Could you help me with the following problem?
Can there be two non-negative functions $f(n)$ and $g(n)$ such that $f(n) \in o(g(n))$ and $g(n) \in o(f(n))$?
Just to make it clear, here is a definition of $o(g(n))$ (I am not talking about $O(g(n))$ (big O notation)):
$o(g(n)) = \{ f(n) | \forall c > 0 \exists n_0 \in N: 0 \leq f(n) < c.g(n)$ for $\forall n_0 > n \}$
Intuitively, the answer is NO, right? Here is where I got so far:
For $\forall c_1, c_2 \exists n_0$:
$0 \leq f(n) < c_1.g(n)$ and $0 \leq g(n) < c_2.f(n)$
$0 \leq \frac{1}{c_1}f(n) < g(n) < c_2.f(n)$
..but I am not sure how to continue with my proof :-/ I am used to doing these proves for big O notation but this is a bit more tricky... Thanks for any tips!

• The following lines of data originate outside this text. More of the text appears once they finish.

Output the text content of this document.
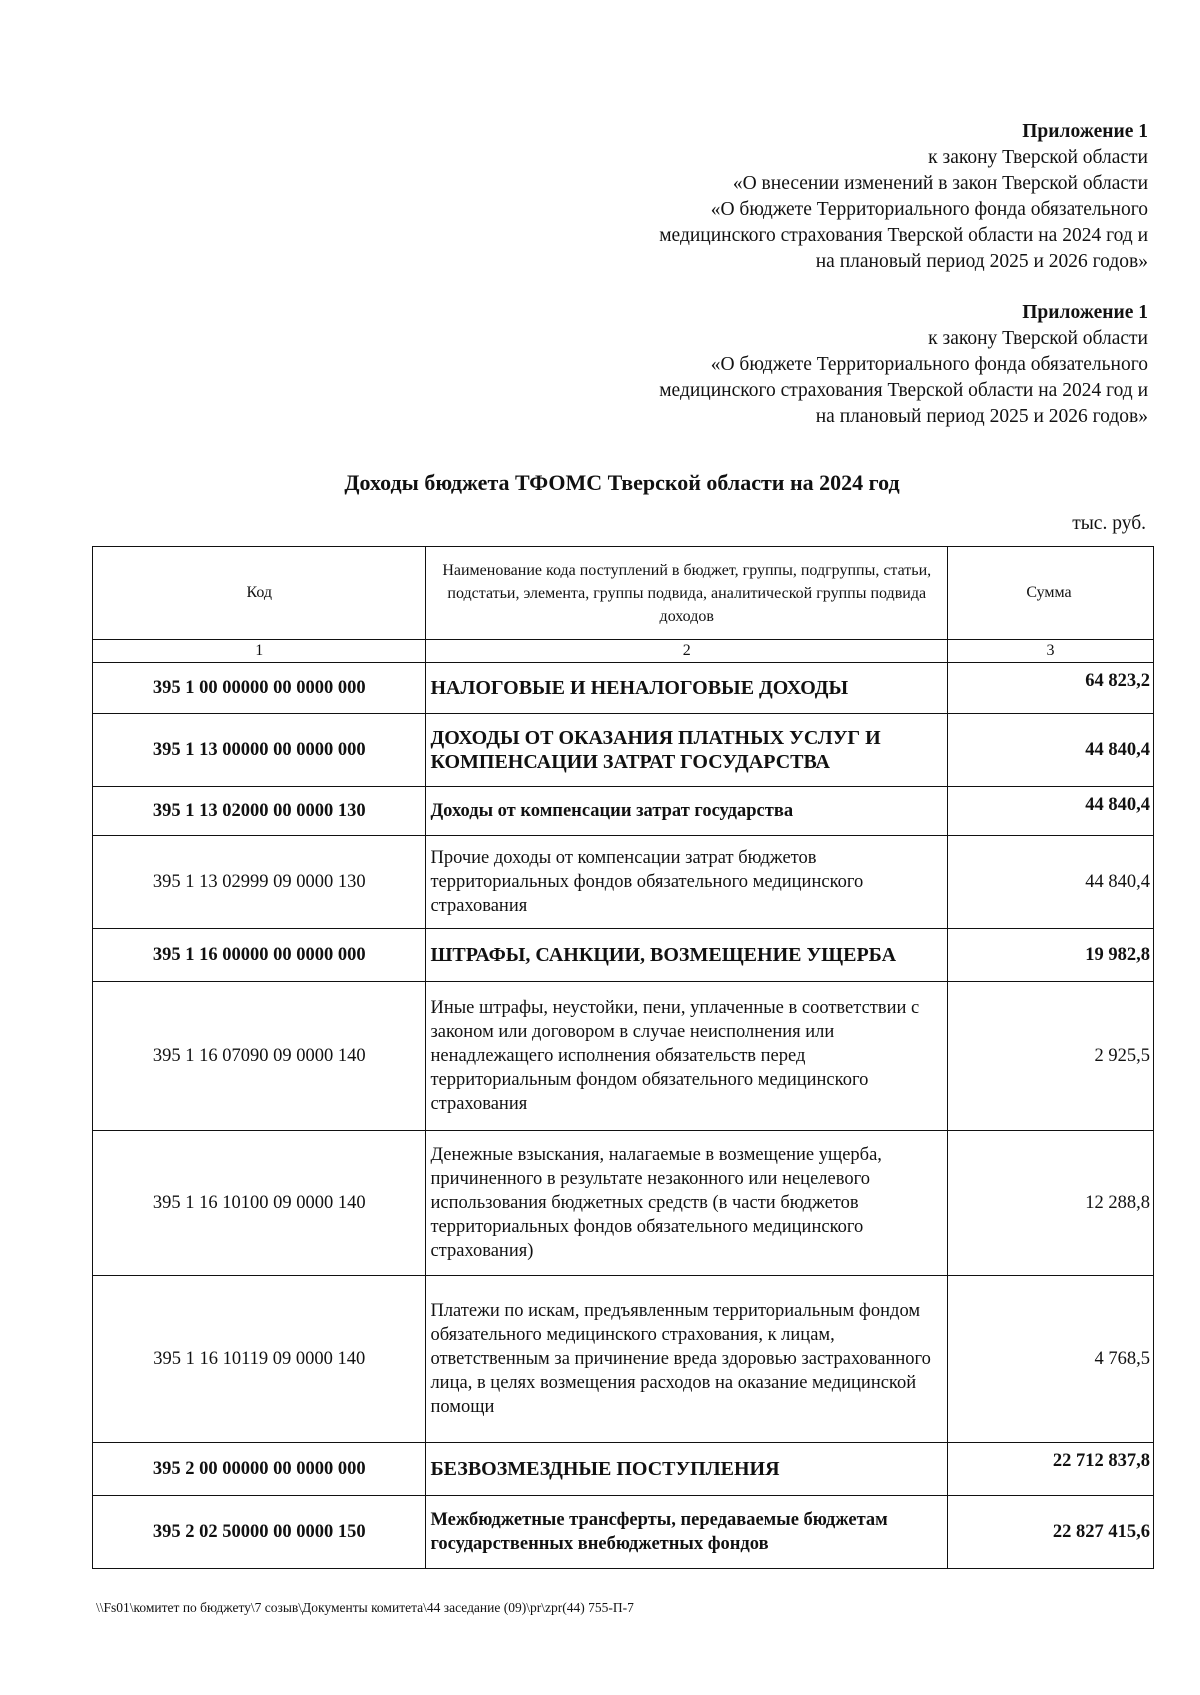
Приложение 1
к закону Тверской области
«О внесении изменений в закон Тверской области
«О бюджете Территориального фонда обязательного
медицинского страхования Тверской области на 2024 год и
на плановый период 2025 и 2026 годов»
Приложение 1
к закону Тверской области
«О бюджете Территориального фонда обязательного
медицинского страхования Тверской области на 2024 год и
на плановый период 2025 и 2026 годов»
Доходы бюджета ТФОМС Тверской области на 2024 год
тыс. руб.
Код	Наименование кода поступлений в бюджет, группы, подгруппы, статьи, подстатьи, элемента, группы подвида, аналитической группы подвида доходов	Сумма
1	2	3
395 1 00 00000 00 0000 000	НАЛОГОВЫЕ И НЕНАЛОГОВЫЕ ДОХОДЫ	64 823,2
395 1 13 00000 00 0000 000	ДОХОДЫ ОТ ОКАЗАНИЯ ПЛАТНЫХ УСЛУГ И КОМПЕНСАЦИИ ЗАТРАТ ГОСУДАРСТВА	44 840,4
395 1 13 02000 00 0000 130	Доходы от компенсации затрат государства	44 840,4
395 1 13 02999 09 0000 130	Прочие доходы от компенсации затрат бюджетов территориальных фондов обязательного медицинского страхования	44 840,4
395 1 16 00000 00 0000 000	ШТРАФЫ, САНКЦИИ, ВОЗМЕЩЕНИЕ УЩЕРБА	19 982,8
395 1 16 07090 09 0000 140	Иные штрафы, неустойки, пени, уплаченные в соответствии с законом или договором в случае неисполнения или ненадлежащего исполнения обязательств перед территориальным фондом обязательного медицинского страхования	2 925,5
395 1 16 10100 09 0000 140	Денежные взыскания, налагаемые в возмещение ущерба, причиненного в результате незаконного или нецелевого использования бюджетных средств (в части бюджетов территориальных фондов обязательного медицинского страхования)	12 288,8
395 1 16 10119 09 0000 140	Платежи по искам, предъявленным территориальным фондом обязательного медицинского страхования, к лицам, ответственным за причинение вреда здоровью застрахованного лица, в целях возмещения расходов на оказание медицинской помощи	4 768,5
395 2 00 00000 00 0000 000	БЕЗВОЗМЕЗДНЫЕ ПОСТУПЛЕНИЯ	22 712 837,8
395 2 02 50000 00 0000 150	Межбюджетные трансферты, передаваемые бюджетам государственных внебюджетных фондов	22 827 415,6
\\Fs01\комитет по бюджету\7 созыв\Документы комитета\44 заседание (09)\pr\zpr(44) 755-П-7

With the definition as it's written, the answer is no. Take $c_1 = \frac{1}{2}$, $c_2 = 1$, then you have $0 \leq f(n) < c_1 g(n) < c_1 c_2 f(n) = \frac{1}{2} f(n)$, for all $n \geq n_0$. That's not possible.
Usually the definition is written with a lax inequality though, $0 \leq f(n) \leq c g(n)$. In this case, it is possible to have $f(n) \in o(g(n))$ and $g(n) \in o(f(n))$, by having both sequences be eventually zero.